Deployment¶
This page covers production deployment patterns for nklave: single-host, HA, and key-custody integration.
Single-host¶
The simplest deployment: nklave runs on the same box as the validator client, listening on 127.0.0.1:9000.
# /etc/systemd/system/nklave.service
[Unit]
Description=nklave signing security layer
After=network.target
[Service]
Type=simple
User=nklave
ExecStart=/usr/local/bin/nklave \
--keystore-dir /etc/nklave/keystores \
--data-dir /var/lib/nklave \
--listen 127.0.0.1:9000 \
--config /etc/nklave/nklave.toml
Restart=on-failure
RestartSec=5
[Install]
WantedBy=multi-user.target
Pros: zero network latency between validator and signer. Cons: shared blast radius — if the host is compromised, both validator client and signing keys are exposed.
HA: leader/follower¶
For high-uptime requirements, run two nklave instances against a shared Postgres slashing-protection DB:
HAProxy round-robins or always-prefers-leader.

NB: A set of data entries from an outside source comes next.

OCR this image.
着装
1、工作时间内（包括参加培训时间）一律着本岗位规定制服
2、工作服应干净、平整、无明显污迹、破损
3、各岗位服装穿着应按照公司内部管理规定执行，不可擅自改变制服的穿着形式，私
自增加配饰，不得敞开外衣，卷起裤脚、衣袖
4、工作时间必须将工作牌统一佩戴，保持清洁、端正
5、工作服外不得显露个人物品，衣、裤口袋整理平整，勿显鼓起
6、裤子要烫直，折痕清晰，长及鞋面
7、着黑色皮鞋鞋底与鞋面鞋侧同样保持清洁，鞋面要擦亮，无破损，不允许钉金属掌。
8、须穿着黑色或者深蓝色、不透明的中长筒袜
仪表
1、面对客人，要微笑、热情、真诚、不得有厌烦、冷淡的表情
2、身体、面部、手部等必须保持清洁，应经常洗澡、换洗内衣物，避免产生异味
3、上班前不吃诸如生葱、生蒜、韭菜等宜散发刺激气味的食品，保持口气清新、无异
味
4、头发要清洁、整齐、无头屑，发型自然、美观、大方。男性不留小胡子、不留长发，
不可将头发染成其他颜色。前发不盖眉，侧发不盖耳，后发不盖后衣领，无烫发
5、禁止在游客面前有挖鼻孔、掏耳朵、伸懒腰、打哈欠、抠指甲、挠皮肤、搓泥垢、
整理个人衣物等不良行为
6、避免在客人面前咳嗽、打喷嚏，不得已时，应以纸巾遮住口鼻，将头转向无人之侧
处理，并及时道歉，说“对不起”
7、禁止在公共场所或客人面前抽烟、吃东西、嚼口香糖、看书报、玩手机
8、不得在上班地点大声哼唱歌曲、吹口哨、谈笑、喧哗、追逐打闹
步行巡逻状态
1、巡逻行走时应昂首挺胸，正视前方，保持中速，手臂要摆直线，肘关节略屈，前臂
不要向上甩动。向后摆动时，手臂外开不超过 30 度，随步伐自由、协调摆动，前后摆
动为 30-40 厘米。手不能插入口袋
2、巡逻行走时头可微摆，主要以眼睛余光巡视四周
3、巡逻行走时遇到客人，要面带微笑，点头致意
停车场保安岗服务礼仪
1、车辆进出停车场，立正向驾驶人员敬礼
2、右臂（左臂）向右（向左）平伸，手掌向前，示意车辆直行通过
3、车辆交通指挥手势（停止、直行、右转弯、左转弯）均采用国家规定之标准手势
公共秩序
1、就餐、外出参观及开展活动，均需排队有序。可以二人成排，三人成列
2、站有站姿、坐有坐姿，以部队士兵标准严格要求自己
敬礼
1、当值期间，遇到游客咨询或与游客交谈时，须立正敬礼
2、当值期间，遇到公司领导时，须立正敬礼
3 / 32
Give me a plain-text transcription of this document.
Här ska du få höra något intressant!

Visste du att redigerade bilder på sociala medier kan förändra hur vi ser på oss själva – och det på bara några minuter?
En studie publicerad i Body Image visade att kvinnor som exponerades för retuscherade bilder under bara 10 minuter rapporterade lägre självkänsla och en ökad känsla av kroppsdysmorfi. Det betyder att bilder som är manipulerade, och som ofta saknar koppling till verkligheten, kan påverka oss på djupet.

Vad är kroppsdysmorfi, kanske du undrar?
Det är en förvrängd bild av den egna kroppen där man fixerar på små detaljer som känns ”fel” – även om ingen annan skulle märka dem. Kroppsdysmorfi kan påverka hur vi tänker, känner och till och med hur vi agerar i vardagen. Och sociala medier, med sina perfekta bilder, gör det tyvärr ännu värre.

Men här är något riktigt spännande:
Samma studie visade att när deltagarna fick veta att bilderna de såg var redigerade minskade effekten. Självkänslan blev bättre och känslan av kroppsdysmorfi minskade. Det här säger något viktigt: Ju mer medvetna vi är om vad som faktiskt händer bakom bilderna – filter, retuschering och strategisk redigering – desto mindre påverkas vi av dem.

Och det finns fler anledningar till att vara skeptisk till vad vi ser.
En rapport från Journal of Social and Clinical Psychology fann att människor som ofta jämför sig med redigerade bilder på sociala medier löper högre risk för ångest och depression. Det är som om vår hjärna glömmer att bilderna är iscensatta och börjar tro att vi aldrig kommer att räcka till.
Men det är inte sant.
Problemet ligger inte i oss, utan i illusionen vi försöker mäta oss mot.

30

Postgres serializes slashing-protection updates with SELECT … FOR UPDATE, so the same attestation can never be signed twice across the cluster.

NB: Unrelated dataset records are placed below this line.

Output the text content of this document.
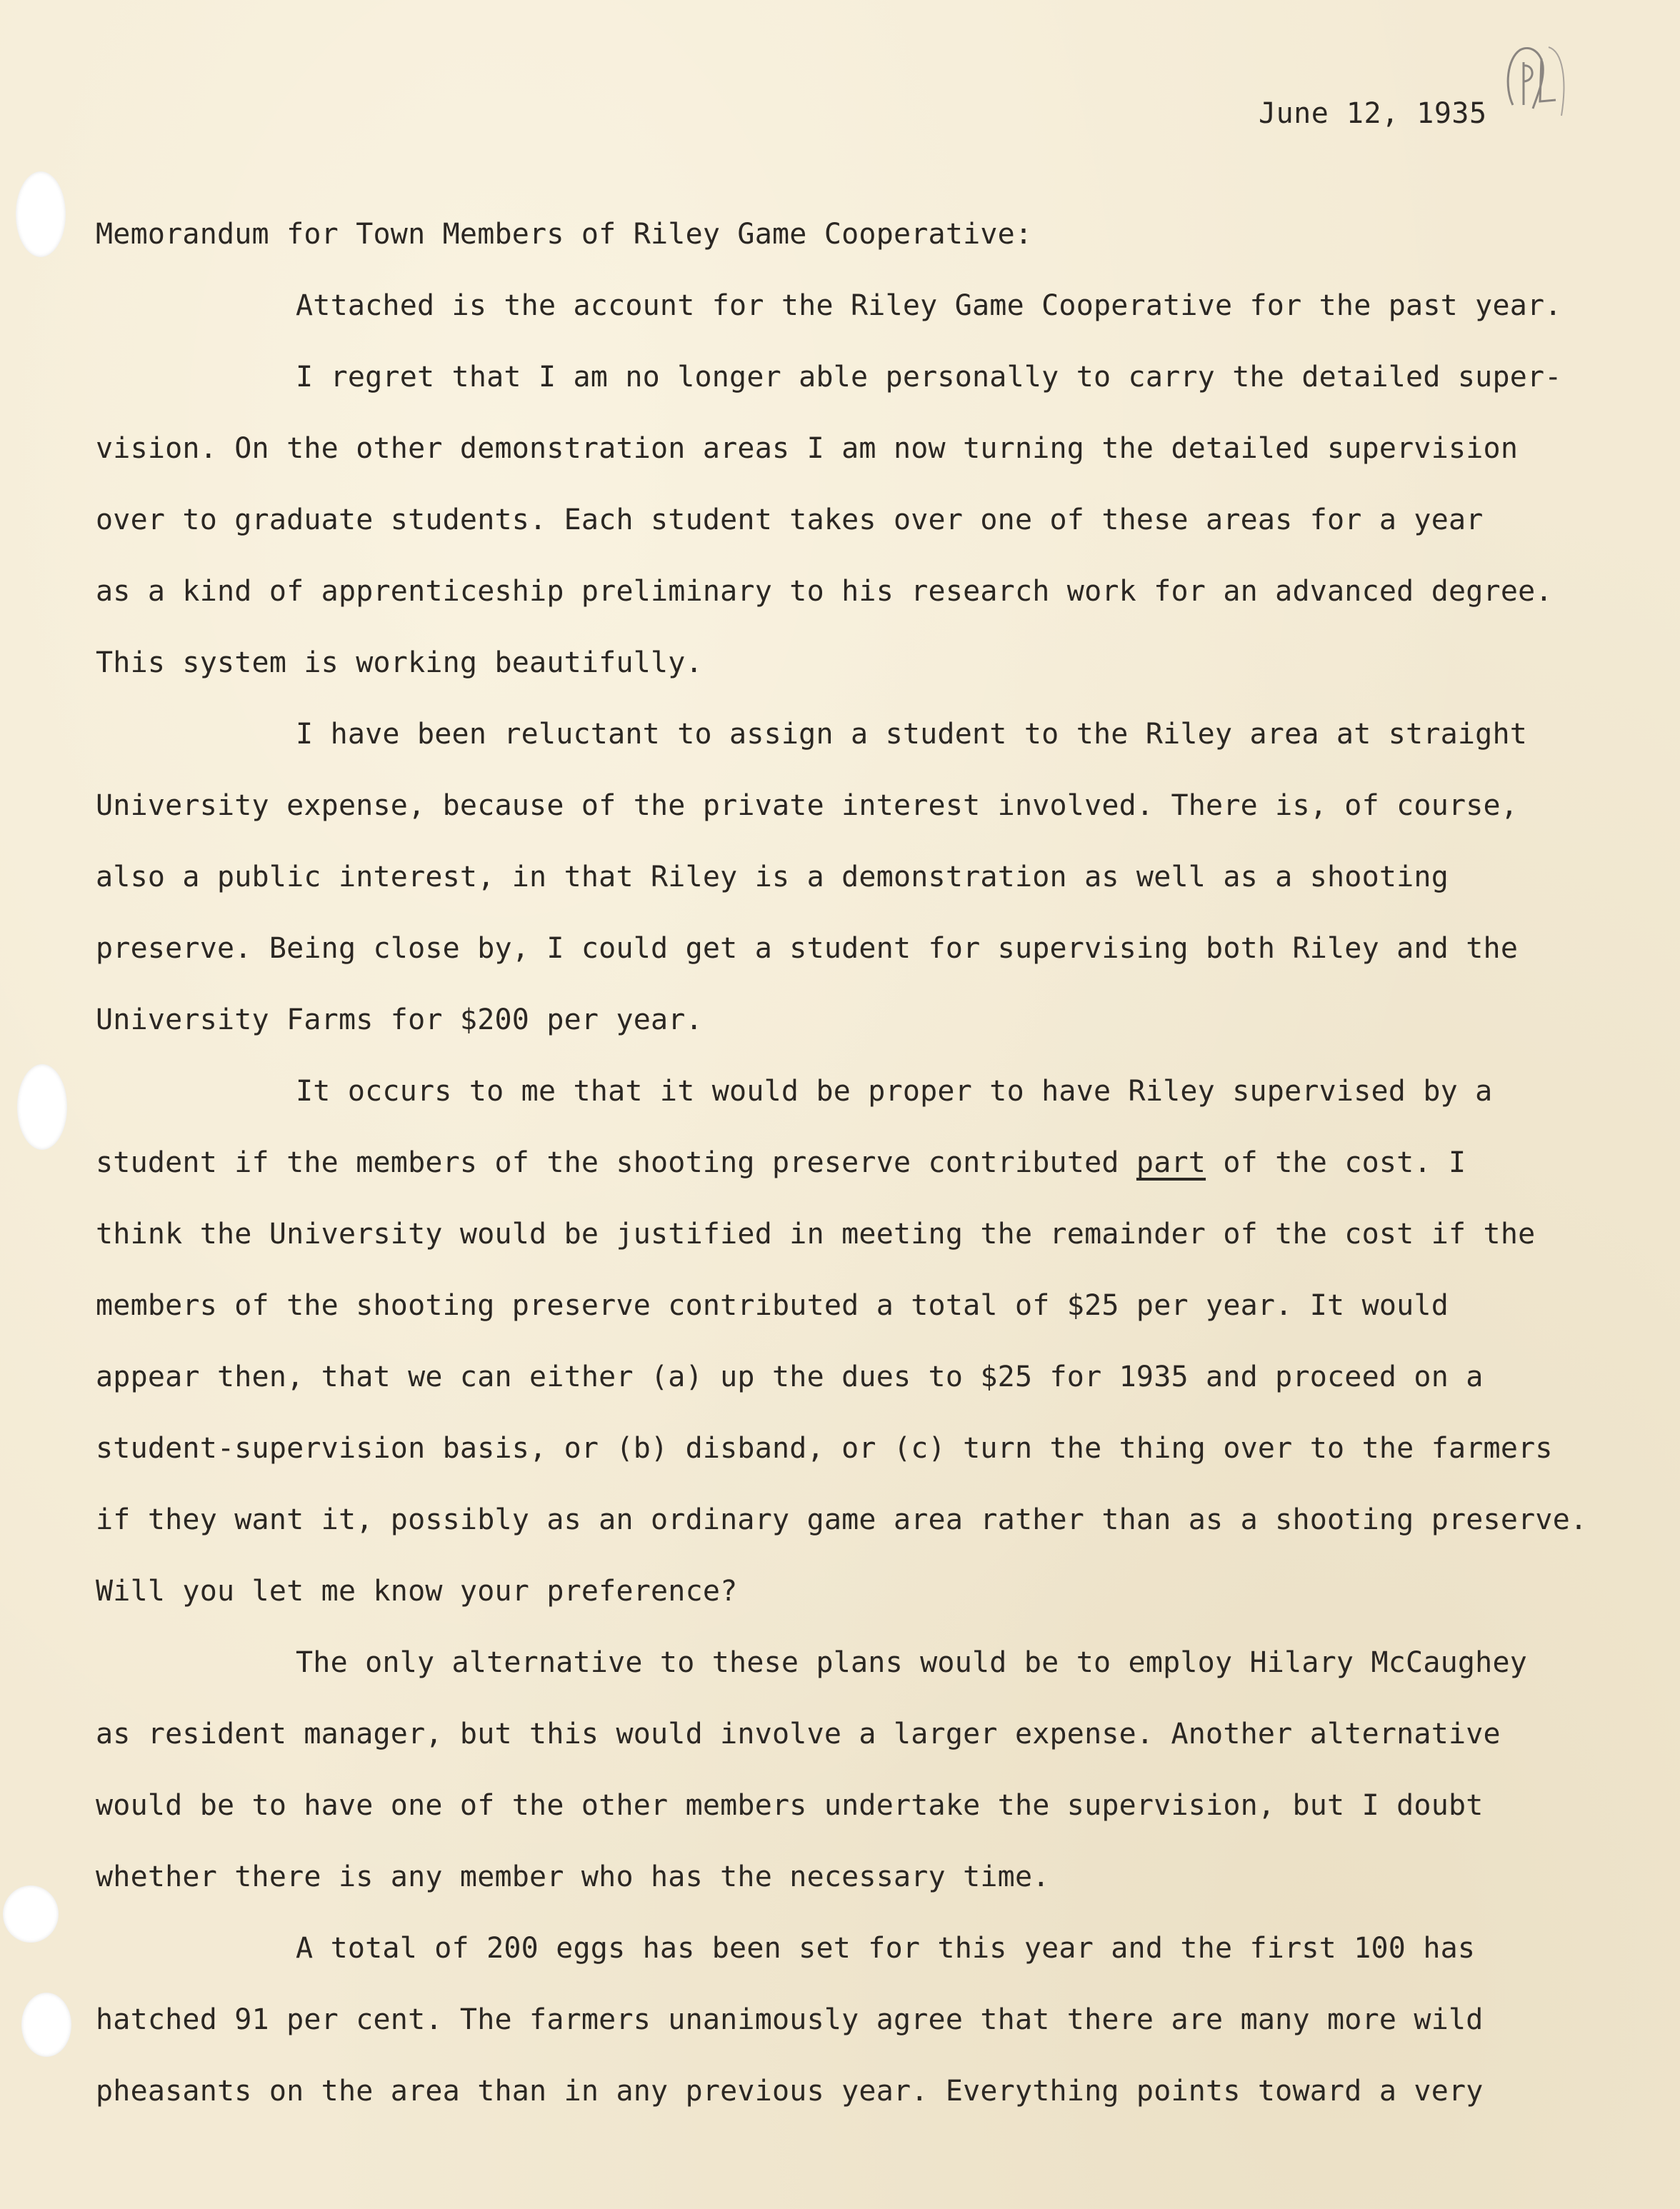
June 12, 1935
Memorandum for Town Members of Riley Game Cooperative:
Attached is the account for the Riley Game Cooperative for the past year.
I regret that I am no longer able personally to carry the detailed super-
vision. On the other demonstration areas I am now turning the detailed supervision
over to graduate students. Each student takes over one of these areas for a year
as a kind of apprenticeship preliminary to his research work for an advanced degree.
This system is working beautifully.
I have been reluctant to assign a student to the Riley area at straight
University expense, because of the private interest involved. There is, of course,
also a public interest, in that Riley is a demonstration as well as a shooting
preserve. Being close by, I could get a student for supervising both Riley and the
University Farms for $200 per year.
It occurs to me that it would be proper to have Riley supervised by a
student if the members of the shooting preserve contributed part of the cost. I
think the University would be justified in meeting the remainder of the cost if the
members of the shooting preserve contributed a total of $25 per year. It would
appear then, that we can either (a) up the dues to $25 for 1935 and proceed on a
student-supervision basis, or (b) disband, or (c) turn the thing over to the farmers
if they want it, possibly as an ordinary game area rather than as a shooting preserve.
Will you let me know your preference?
The only alternative to these plans would be to employ Hilary McCaughey
as resident manager, but this would involve a larger expense. Another alternative
would be to have one of the other members undertake the supervision, but I doubt
whether there is any member who has the necessary time.
A total of 200 eggs has been set for this year and the first 100 has
hatched 91 per cent. The farmers unanimously agree that there are many more wild
pheasants on the area than in any previous year. Everything points toward a very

# /etc/nklave/nklave.toml on both hosts
[slashing-protection]
backend = "postgres"
url = "postgres://nklave:***@db.cluster.internal/nklave?sslmode=verify-full"
Key custody¶
In production, signing keys should live in dedicated hardware. Nklave offloads key operations to:
The policy engine evaluates the request before the HSM is consulted. Refused requests never reach the HSM at all.
Network exposure¶
nklave listens on plain HTTP by default — terminate TLS at HAProxy / nginx in front, mTLS-authenticated to the validator client. Never expose port 9000 to the public internet.